|Fred, Robot #2|
|Robot Home Page|
Here's Fred, my robot #2. He's good at wandering aimlessly around the house simply trying
to avoid getting stuck. He can typically go for a good hour
before having an encounter with
a chair or something. He always looks for the longest forward path and then heads in that
direction. If he encounters an object,
either by I/R distance sensors, by high motor amps
(indicating a stall) or by front distance not changing, he takes evasive action, then continues
Theoretically, carrying on will evolve into doing something useful, like bringing
a beer from the kitchen. He has advanced to performing dead reckoning navigation
on wheel encoder measurements. He can almost do a circuit around the house and arrive
where he started.
Thats a Tech Arts 68HC912B32 board, stacked with a memory card, at the back that is the main processor. I also have a 68HC11 doing RF packetizing which allows me to communicate with my PC. In the front is another 68HC11 set up as a slave I/O module to the 68HC12. This adds 8 analogs and 20 some discrete I/O points. Also in front is thePolaroid sonar unit (round black thing) that can sense distance from about 2' to 25'. Under the top board is a Sharp GP2D12 that can sense from 4" to 2'as an analog value - the two work together as a continuous measurement from 4" to 25'. The sensor right at the front is another GP2D12 aimed at a 45 degree angle downward used for stairs detection. I got tired of him trying to go down the stairs. This works very well. I get less false trips than I did with the basic I/R modules and can adjust the trip point.
The main motor control board is on the bottom level at the back. It uses two L293D H-bridge chips to control the two 12VDC gear head motors using PWM control signals. I sense motor current to each motor with a resister/op amp/schmidt trigger circuit - this was a tough one due to the extremely noisy signal resulting from the PWM control.
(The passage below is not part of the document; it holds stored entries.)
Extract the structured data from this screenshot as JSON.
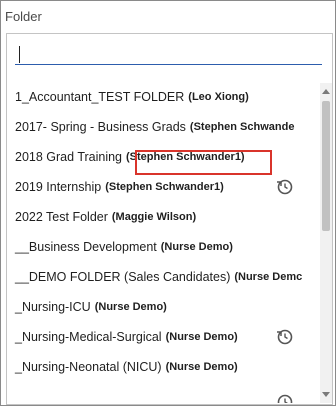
{
  "field_label": "Folder",
  "search": {
    "value": "",
    "placeholder": ""
  },
  "folders": [
    {
      "name": "1_Accountant_TEST FOLDER",
      "owner": "(Leo Xiong)"
    },
    {
      "name": "2017- Spring - Business Grads",
      "owner": "(Stephen Schwande"
    },
    {
      "name": "2018 Grad Training",
      "owner": "(Stephen Schwander1)"
    },
    {
      "name": "2019 Internship",
      "owner": "(Stephen Schwander1)"
    },
    {
      "name": "2022 Test Folder",
      "owner": "(Maggie Wilson)"
    },
    {
      "name": "__Business Development",
      "owner": "(Nurse Demo)"
    },
    {
      "name": "__DEMO FOLDER (Sales Candidates)",
      "owner": "(Nurse Demc"
    },
    {
      "name": "_Nursing-ICU",
      "owner": "(Nurse Demo)"
    },
    {
      "name": "_Nursing-Medical-Surgical",
      "owner": "(Nurse Demo)"
    },
    {
      "name": "_Nursing-Neonatal (NICU)",
      "owner": "(Nurse Demo)"
    },
    {
      "name": "",
      "owner": ""
    }
  ],
  "icons": {
    "shared": "shared-clock-icon"
  },
  "colors": {
    "highlight": "#d9342b",
    "input_underline": "#2d5dad"
  }
}
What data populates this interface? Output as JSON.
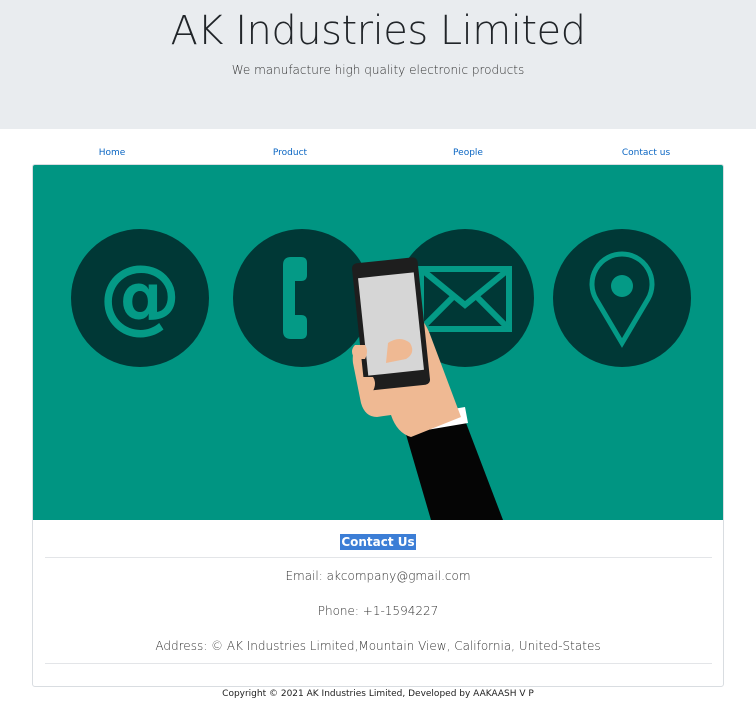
{
  "header": {
    "title": "AK Industries Limited",
    "subtitle": "We manufacture high quality electronic products"
  },
  "nav": {
    "items": [
      {
        "label": "Home"
      },
      {
        "label": "Product"
      },
      {
        "label": "People"
      },
      {
        "label": "Contact us"
      }
    ]
  },
  "banner": {
    "icons": [
      "at-sign-icon",
      "phone-icon",
      "envelope-icon",
      "location-pin-icon",
      "hand-holding-smartphone-illustration"
    ],
    "colors": {
      "background": "#009582",
      "circle": "#003836",
      "glyph": "#049a86"
    }
  },
  "contact": {
    "heading": "Contact Us",
    "email": "Email: akcompany@gmail.com",
    "phone": "Phone: +1-1594227",
    "address": "Address: © AK Industries Limited,Mountain View, California, United-States"
  },
  "footer": {
    "text": "Copyright © 2021 AK Industries Limited, Developed by AAKAASH V P"
  }
}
Each wheel is run by a motor via a belt and pullies. On the wheel shaft is an encoder disk (100 slots/rev) that is read by an I/R sensor. The battery is a sealed lead acid 12V 2.3 ah camcorder battery. 5 volt power is provided by a switching regulator (National Simple Switcher) - this is efficient and helps reduce the noise from the motors. This is a better solution that separate supplies.
I also have a Dinsmore compass module (still in R&D) that hopefully will correct my dead reckoning rotational errors.
The robot plays a tune that changes depending on its mode (mood?). The happy, nothin' in my way tune is a random note selection based on Lucy Tuning thats sounds pretty good.
The robot is programmed in Imagecraft C. I decided last summer to make the great leap from the 68HC11 and SBasic to the 68HC12 and C. I really wasn't looking forward to learning C, but it really wasn't too bad. SBasic is a great, simplified programming language. It provides much of the power you will ever need and insulates you from some of the most difficult programming concepts, such as multiple variable types. But I wanted floating point math and the advantages of the different variable types. I'm very happy with the decision. C is easy to understand and has the power to do virtually anything the processor can do. I also like using standard ANSI C. I can test routines using a Borland compiler on my PC and can see doing simulations using my actual robot code. In addition, if I stick with C, much of my code will be reusable. And goodbye to Basics peeks and pokes and gosubs. Floating point math chews up memory and time, but so far its not a problem in my 32K code space on my 68HC12. Imagecraft has done a pretty good job with an ANSI C implementation. Their new compiler is $200 which is at the upper end of my budget, however.
The 68HC912B32 is definitely a nice machine. More I/O, simplified register structure, PWM, flash memory, at least 4 times the execution rate, nominal cost increase over a 68HC11. This is the ideal robot controller - I wouldn't start with a 68HC11. The new version with 60K flash, more I/O, more than one pulse accumulator (a good thing), CAN and I2C support, looks even better. I'm using a Technological Arts board along with a RAM expansion - to save my flash. I've programmed the flash at least 400 times so far but I started getting nervous. The RAM works OK but doesn't completely agree with Kevin Ross' BDM module - sort of works. The BDM board works great with flash. I plan to set the RAM board up as 32K RAM along with the flash - this will enable me to get MicroC/OS-II, a real time operating system, working. With all the things happening in the controller, I see linear program execution as being the next bottleneck. Anyway, that's my next project.